The voluntary program was established by the National Board for Professional Teaching standards. Certification is achieved through a performance-based assessment that is designed to measure what accomplished teachers should know and be able to do, according to state officials. The process requires teachers to demonstrate how their activities, both inside and outside of the classroom, strengthen student performance and contribute to student achievement.

Officials say the process can take one to three years.

Ward said it took her the full three years. Pearl said she worked for two years on her certification.

Both teachers said the process focused on student achievement and agreed that one of the most difficult, yet rewarding, parts of the process was being videotaped while teaching.

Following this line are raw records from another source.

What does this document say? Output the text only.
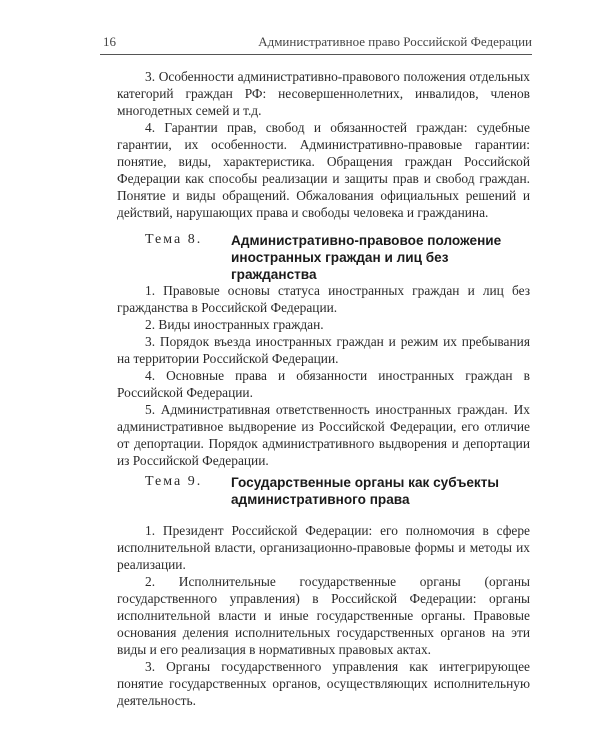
16	Административное право Российской Федерации

3. Особенности административно-правового положения отдельных категорий граждан РФ: несовершеннолетних, инвалидов, членов многодетных семей и т.д.

4. Гарантии прав, свобод и обязанностей граждан: судебные гарантии, их особенности. Административно-правовые гарантии: понятие, виды, характеристика. Обращения граждан Российской Федерации как способы реализации и защиты прав и свобод граждан. Понятие и виды обращений. Обжалования официальных решений и действий, нарушающих права и свободы человека и гражданина.

Тема 8. Административно-правовое положение иностранных граждан и лиц без гражданства

1. Правовые основы статуса иностранных граждан и лиц без гражданства в Российской Федерации.

2. Виды иностранных граждан.

3. Порядок въезда иностранных граждан и режим их пребывания на территории Российской Федерации.

4. Основные права и обязанности иностранных граждан в Российской Федерации.

5. Административная ответственность иностранных граждан. Их административное выдворение из Российской Федерации, его отличие от депортации. Порядок административного выдворения и депортации из Российской Федерации.

Тема 9. Государственные органы как субъекты административного права

1. Президент Российской Федерации: его полномочия в сфере исполнительной власти, организационно-правовые формы и методы их реализации.

2. Исполнительные государственные органы (органы государственного управления) в Российской Федерации: органы исполнительной власти и иные государственные органы. Правовые основания деления исполнительных государственных органов на эти виды и его реализация в нормативных правовых актах.

3. Органы государственного управления как интегрирующее понятие государственных органов, осуществляющих исполнительную деятельность.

"That was the most powerful part," Pearl said. "There is a lot of focus on the students in the video. You think you're doing it right, but you're wrong."

Pearl said she noticed during the video that she wasn't giving her students enough time to think after asking them a question during class.

"By calling on someone, I was stopping their thinking," she said. "When you see the whole picture, it's very powerful."

Ward and Pearl said their reasons for seeking National Board Certification varied, but neither did it for the extra pay.

Ward said she wanted to prove to herself that she could meet the stringent standards.

"I knew if I could obtain this, it meant I was a good teacher," she said.

For Pearl, her certification was another professional development tool and a way for her to continue learning and improving as a teacher.

"Over and over, we see lifelong learners," said Carol Corwell-Martin, supervisor of professional development. "(This) is a group that really takes that notion to a very high degree."

Corwell-Martin said the teachers that are certified must look honestly at their teaching and find ways to improve.

The certification process is open to teachers with three years of classroom experience. The certificate is valid for 10 years and can be renewed.